A petrolífera liderada por Carlos Gomes da Silva está esta manhã a negociar no valor mais elevado desde 2011. A cotada foi alvo de uma revisão em alto do preço-alvo atribuído pela Bernstein. Antes disso, a empresa comunicou ao mercado que a produção petrolífera foi positiva no terceiro trimestre.
Galp em máximos de mais de seis anos depois de aumento da produção de petróleo
Galp

A Galp Energia está a negociar em máximos de mais de seis anos, depois de ontem ter anunciado aos investidores que, no terceiro trimestre, a produção petrolífera foi positiva. E depois do banco de investimento Bernstein ter revisto em alta o preço-alvo da cotada.

A petrolífera liderada por Carlos Gomes da Silva sobe 0,29% para 15,535 euros, o que corresponde ao valor mais alto desde o fim de Julho de 2011. Por esta altura já trocaram de mãos mais de 218 mil títulos, um valor abaixo da média diária dos últimos seis meses, que é de 1,2 milhões de acções.

A valorização registada pela empresa desde o início do ano é de 9,41%. A Galp tem uma capitalização bolsista acima dos 12,8 mil milhões de euros e é a empresa do PSI-20 com a maior capitalização. A EDP surge em segundo lugar no "ranking" da capitalização bolsista no índice, estando cerca de dois mil milhões de euros abaixo da Galp.

A empresa lidera por Carlos Gomes da Silva informou esta segunda-feira o mercado que a empresa produziu mais petróleo nos meses de Verão deste ano. A sustentar esteve a operação no Brasil, já que a de Angola continua a penalizar. Nas outras áreas, a refinação e distribuição teve um comportamento positivo, ao contrário do ramo de gás natural e energia, em que as vendas recuaram, segundo comunicou a empresa no seu "trading update", os resultados preliminares que servem de barómetro para as contas trimestrais.

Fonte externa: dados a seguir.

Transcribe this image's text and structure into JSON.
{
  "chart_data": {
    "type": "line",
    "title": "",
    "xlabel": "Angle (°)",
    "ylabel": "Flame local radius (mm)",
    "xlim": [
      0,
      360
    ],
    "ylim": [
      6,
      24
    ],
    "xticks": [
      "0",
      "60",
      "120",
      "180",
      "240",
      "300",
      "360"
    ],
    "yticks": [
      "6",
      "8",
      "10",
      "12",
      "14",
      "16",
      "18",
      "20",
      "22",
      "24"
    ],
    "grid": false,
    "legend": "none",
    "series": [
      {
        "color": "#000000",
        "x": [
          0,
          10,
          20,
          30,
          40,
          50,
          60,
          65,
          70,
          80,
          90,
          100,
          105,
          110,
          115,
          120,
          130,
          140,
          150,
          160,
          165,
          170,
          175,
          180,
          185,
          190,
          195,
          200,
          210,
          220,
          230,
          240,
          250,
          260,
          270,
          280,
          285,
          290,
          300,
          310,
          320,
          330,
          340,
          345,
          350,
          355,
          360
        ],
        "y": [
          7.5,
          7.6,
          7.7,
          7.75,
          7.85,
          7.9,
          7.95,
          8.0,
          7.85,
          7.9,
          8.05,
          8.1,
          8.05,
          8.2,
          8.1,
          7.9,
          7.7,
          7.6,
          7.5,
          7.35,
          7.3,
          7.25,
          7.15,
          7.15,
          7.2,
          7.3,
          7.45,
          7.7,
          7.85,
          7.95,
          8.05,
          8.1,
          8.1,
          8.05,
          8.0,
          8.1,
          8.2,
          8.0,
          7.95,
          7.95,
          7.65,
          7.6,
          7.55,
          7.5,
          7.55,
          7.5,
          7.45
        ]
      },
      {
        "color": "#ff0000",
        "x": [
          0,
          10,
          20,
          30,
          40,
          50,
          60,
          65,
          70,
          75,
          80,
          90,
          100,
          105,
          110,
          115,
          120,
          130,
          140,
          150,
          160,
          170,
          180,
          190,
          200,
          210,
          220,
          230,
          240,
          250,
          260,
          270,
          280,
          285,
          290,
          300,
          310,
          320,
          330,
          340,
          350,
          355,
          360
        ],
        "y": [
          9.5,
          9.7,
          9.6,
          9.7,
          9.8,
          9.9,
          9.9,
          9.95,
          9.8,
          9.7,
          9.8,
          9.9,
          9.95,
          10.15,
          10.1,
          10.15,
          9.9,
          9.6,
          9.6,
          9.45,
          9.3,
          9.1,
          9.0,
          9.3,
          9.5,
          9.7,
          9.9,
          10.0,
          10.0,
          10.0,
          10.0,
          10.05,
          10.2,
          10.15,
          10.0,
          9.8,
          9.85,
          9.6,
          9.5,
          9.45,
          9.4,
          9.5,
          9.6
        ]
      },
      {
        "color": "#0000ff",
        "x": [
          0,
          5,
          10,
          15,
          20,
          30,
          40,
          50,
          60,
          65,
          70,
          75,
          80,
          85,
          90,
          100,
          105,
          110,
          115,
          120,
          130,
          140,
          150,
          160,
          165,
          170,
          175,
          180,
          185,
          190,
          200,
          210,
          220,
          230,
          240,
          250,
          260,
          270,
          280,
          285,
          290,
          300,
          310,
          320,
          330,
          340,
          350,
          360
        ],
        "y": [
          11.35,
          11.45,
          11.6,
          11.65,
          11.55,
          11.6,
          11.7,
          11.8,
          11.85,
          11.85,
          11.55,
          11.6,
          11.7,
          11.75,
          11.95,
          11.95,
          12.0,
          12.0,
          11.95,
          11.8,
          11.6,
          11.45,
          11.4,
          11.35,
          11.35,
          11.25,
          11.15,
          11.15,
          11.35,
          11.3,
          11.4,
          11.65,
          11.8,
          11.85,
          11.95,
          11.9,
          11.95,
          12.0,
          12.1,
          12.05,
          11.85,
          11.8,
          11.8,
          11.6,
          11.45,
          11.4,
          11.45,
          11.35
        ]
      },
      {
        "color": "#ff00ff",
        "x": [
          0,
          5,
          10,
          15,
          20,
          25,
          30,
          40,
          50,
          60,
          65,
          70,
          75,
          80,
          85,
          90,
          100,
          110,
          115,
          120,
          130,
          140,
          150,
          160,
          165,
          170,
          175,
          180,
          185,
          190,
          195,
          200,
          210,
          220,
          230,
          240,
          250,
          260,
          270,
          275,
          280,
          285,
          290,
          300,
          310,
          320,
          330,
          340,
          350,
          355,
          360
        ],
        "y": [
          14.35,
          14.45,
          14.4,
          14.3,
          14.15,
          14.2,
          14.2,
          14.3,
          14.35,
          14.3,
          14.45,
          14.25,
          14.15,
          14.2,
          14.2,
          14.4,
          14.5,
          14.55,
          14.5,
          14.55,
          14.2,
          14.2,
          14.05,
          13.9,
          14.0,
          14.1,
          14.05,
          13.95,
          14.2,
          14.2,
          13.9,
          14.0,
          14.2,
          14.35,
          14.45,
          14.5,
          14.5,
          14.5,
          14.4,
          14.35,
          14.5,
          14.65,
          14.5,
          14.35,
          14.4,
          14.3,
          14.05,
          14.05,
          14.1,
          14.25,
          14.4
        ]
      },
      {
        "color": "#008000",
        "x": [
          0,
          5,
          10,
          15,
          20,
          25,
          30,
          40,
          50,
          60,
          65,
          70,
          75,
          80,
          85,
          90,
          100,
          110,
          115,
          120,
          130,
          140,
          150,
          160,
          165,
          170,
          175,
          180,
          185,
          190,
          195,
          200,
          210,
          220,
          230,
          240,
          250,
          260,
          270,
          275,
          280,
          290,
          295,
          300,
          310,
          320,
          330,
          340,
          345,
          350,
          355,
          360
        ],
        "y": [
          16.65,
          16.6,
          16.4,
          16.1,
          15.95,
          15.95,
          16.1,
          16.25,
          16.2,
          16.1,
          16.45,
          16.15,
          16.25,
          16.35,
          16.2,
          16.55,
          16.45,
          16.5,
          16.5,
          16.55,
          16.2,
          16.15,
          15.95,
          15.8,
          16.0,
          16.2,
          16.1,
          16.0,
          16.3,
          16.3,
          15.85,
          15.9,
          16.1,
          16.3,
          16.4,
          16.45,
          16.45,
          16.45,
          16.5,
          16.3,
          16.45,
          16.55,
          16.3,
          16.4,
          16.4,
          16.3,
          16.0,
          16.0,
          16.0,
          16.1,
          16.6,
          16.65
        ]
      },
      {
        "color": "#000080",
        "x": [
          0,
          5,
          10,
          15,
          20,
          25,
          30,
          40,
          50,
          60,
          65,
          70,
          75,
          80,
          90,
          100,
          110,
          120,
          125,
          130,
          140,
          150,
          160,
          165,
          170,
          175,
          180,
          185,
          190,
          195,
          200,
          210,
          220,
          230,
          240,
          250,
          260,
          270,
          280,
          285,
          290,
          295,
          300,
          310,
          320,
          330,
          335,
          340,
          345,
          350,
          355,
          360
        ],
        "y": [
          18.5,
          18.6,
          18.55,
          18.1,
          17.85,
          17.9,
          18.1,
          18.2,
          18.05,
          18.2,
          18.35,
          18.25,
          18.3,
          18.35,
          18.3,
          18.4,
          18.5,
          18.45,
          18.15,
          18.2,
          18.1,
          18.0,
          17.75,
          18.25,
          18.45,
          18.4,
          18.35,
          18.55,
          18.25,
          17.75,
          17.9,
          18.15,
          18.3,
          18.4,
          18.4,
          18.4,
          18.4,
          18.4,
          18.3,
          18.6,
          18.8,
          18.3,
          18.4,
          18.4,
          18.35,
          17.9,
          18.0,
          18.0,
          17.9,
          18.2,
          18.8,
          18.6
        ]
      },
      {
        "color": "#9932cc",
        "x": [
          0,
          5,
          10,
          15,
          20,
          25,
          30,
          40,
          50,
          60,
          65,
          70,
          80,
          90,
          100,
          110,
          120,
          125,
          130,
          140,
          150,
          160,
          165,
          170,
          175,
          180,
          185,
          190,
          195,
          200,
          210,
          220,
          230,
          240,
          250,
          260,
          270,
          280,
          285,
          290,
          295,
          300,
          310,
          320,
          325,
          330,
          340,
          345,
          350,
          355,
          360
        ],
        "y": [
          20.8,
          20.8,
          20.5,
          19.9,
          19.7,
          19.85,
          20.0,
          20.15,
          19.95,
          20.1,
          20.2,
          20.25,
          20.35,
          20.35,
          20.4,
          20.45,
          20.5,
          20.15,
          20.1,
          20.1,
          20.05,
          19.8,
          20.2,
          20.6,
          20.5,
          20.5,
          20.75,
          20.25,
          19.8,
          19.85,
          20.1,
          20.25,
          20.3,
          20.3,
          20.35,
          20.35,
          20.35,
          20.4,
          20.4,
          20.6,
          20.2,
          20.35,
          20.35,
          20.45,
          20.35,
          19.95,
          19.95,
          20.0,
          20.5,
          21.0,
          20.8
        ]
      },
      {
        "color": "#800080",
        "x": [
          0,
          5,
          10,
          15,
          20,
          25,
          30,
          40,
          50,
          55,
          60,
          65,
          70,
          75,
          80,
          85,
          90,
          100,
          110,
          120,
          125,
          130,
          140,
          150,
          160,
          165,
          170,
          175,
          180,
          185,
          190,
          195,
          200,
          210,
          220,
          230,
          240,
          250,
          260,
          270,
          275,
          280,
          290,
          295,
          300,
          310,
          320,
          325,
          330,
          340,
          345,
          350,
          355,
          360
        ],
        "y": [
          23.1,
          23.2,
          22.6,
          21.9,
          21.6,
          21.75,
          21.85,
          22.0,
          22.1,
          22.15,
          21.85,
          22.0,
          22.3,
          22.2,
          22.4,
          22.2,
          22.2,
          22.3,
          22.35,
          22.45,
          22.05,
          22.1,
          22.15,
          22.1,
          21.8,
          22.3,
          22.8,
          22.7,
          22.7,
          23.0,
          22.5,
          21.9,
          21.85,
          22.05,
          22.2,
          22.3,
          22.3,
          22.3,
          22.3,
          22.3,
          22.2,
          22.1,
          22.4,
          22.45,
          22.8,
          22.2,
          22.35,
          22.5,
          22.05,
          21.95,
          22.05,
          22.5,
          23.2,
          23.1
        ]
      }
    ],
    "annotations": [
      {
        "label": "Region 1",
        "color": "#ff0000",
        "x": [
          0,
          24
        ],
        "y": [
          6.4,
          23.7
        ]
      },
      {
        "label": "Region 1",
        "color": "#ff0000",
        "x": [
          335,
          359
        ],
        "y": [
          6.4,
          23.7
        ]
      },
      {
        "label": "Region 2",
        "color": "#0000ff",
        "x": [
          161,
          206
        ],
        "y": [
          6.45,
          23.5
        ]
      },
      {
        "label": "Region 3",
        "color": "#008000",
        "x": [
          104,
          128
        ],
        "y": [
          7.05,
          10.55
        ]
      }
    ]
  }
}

Olhando para a área de exploração e produção, o indicador de produção "working interest" –  a produção bruta de matéria-prima, sobretudo petróleo, que inclui todos os custos decorrentes das operações, como os impostos – verificou um aumento de 5,2% no terceiro trimestre, face ao trimestre anterior, fixando-se nos 94,6 mil barris por dia produzidos.

Já no que diz respeito à produção média "net entitlement" – que, neste caso, refere-se à produção, mas depois de pagos todos os custos associados –, o aumento foi de 4,9% para 92,4 mil barris de petróleo ou produto equivalente por dia.

Revisão em alta do preço-alvo

Numa nota de análise que o Negócios teve acesso, o banco de investimento Bernstein subiu o preço-alvo da Galp Energia para 17,50 euros. "Estamos a elevar o nosso preço-alvo para a Galp para 17,50 euros", refere a nota. O banco de investimento "actualizou as avaliações para os activos no Brasil, Angola e Moçambique".

Os analistas consideram que o volume no Brasil continua a registar um crescimento rápido e que "as expectativas para as margens de refinação no curto prazo continuam fortes, para 2018 aumentamos as nossas estimativas EPS/CFPS em 22%/5% o que nos deixa 16%/3% acima do consenso" de mercado.